Ciblage publicitaire, consultation d’e-mails, partage de contenu sur les réseaux sociaux ou mesure d’audience, le dépôt de cookies ou traceurs sur les terminaux des internautes a lieu à chaque navigation sur Internet.  Si une grande majorité des cookies sont à visée purement technique, permettant une navigation optimale des internautes sur un site (enregistrement du panier d’achat, retour à la page précédente, paramétrage de la langue, etc.) et n’ont aucun impact en matière de protection de la vie privée, certains traceurs, s’ils sont combinés à d’autres données, permettent de profiler ou d’identifier les internautes. De nombreux éditeurs utilisent ainsi des cookies à des fins d’analyse comportementale pour proposer aux utilisateurs des publicités ciblées et des services personnalisés.

À l’heure d’un renforcement de la protection de la vie privée et des données personnelles, l’utilisation de ce type de cookies, qui n’est pas sans rappeler les traitements de données, doit ainsi respecter la réglementation édictée par la CNIL, la directive européenne « e-Privacy », mais aussi le récent RGPD. Le Conseil d’État rappelle dans sa décision que lorsqu’un internaute visite pour la première fois un site utilisant des cookies, il doit être informé, de façon claire et avant tout dépôt effectif, de la finalité de ces traceurs, des moyens de s’opposer à leur dépôt et être en mesure de donner son consentement par un acte positif qui devra être renouvelé tous les 13 mois, durée de vie maximale des cookies imposée par la CNIL.

En pratique, ces obligations se traduisent par l’apparition de bandeaux d’information renvoyant vers une page de politique cookies. Tel n’était pas pleinement le cas en l’espèce, le Conseil d’État considérant que la simple solution de paramétrage du navigateur proposée aux internautes pour s’opposer au dépôt des cookies ne leur permettait pas de différencier les différentes catégories de traceurs susceptibles d’être déposés sur leur terminal, ni les conséquences de leur opposition en termes de navigation. La CNIL, qui exclut une solution d’opposition globale, qui empêcherait l’internaute d’accéder à certains services, recommande donc la mise en place d’une solution de « tag management » personnalisée et différenciée de chaque catégorie de cookies. Le consentement préalable ne s’applique toutefois pas pour les cookies techniques strictement nécessaires au fonctionnement du site ou à la fourniture du service en ligne.

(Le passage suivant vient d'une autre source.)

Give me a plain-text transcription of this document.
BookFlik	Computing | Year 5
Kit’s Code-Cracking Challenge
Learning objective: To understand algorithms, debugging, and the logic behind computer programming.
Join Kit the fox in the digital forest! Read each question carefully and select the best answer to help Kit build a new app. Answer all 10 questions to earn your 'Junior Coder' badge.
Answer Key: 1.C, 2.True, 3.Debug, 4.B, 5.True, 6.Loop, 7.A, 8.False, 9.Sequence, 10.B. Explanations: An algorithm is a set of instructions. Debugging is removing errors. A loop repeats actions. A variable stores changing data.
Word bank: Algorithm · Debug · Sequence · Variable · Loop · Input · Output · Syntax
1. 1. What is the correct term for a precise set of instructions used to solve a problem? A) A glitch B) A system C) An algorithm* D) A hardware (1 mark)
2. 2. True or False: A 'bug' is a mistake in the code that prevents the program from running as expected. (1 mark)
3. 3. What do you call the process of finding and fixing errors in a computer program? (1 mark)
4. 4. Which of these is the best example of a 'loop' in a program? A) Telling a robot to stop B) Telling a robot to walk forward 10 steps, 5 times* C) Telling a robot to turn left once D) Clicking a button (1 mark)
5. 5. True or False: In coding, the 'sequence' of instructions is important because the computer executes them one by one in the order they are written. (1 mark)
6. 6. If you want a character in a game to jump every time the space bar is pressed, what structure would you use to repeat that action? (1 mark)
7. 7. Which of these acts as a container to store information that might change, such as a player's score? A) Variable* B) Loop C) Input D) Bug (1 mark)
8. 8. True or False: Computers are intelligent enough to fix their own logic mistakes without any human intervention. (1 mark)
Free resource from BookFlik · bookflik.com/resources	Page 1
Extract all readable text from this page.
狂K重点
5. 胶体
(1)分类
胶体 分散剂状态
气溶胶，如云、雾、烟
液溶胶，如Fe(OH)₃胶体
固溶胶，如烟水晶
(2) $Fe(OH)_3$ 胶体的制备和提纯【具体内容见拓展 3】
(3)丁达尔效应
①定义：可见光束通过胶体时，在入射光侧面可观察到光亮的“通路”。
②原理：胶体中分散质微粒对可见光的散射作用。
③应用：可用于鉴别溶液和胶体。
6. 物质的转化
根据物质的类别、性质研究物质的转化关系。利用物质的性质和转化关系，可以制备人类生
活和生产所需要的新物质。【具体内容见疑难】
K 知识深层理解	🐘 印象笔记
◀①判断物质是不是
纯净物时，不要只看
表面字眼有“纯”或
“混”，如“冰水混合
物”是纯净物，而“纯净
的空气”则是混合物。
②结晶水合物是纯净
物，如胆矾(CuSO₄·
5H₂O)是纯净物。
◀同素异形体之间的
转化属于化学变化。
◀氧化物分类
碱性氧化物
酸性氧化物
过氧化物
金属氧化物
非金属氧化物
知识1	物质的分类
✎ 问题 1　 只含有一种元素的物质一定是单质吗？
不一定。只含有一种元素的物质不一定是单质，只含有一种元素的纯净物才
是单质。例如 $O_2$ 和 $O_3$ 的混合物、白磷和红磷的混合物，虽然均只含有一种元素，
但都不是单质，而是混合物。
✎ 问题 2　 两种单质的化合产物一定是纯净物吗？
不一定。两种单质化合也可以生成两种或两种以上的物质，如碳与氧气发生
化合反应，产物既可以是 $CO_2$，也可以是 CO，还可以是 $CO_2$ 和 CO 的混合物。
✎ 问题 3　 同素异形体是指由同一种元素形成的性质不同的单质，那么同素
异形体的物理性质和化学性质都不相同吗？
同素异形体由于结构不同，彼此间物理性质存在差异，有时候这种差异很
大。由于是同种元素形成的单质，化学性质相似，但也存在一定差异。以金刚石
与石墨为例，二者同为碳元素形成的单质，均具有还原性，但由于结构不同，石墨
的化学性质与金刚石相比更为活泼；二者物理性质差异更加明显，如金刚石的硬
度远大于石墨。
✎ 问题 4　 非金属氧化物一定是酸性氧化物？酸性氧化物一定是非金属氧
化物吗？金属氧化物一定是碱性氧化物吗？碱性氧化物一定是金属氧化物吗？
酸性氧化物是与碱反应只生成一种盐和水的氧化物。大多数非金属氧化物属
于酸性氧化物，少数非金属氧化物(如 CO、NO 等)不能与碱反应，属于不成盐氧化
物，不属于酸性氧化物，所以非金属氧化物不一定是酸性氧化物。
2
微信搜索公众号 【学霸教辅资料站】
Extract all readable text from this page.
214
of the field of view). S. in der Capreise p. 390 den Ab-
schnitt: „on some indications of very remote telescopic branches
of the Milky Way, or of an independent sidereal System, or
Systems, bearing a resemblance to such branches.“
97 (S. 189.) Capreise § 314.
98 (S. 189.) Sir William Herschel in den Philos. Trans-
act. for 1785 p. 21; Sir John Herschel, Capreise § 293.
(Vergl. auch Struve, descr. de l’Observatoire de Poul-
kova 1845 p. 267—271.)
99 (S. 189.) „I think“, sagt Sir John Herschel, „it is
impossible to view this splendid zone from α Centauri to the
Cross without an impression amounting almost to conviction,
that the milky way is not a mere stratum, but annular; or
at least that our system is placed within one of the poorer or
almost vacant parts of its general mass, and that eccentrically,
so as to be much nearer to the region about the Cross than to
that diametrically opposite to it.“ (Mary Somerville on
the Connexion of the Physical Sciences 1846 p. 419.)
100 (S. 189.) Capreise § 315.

Le Conseil d’État précise à ce titre que le fait que des cookies à finalité publicitaire soient indispensables à la viabilité économique du site ne peut conduire à les considérer comme strictement nécessaires à la fourniture du service et, ainsi, les exempter du recueil de consentement.


Ce qu’il faut retenir : La réglementation relative aux cookies ne doit pas être oubliée par les entreprises dans le cadre de leur mise en conformité au RGPD. Un projet de règlement encadrant les communications électroniques et visant à remplacer la directive e-privacy, est actuellement en cours de discussion à Bruxelles. Il devrait prochainement renforcer encore davantage les droits des internautes à ce sujet.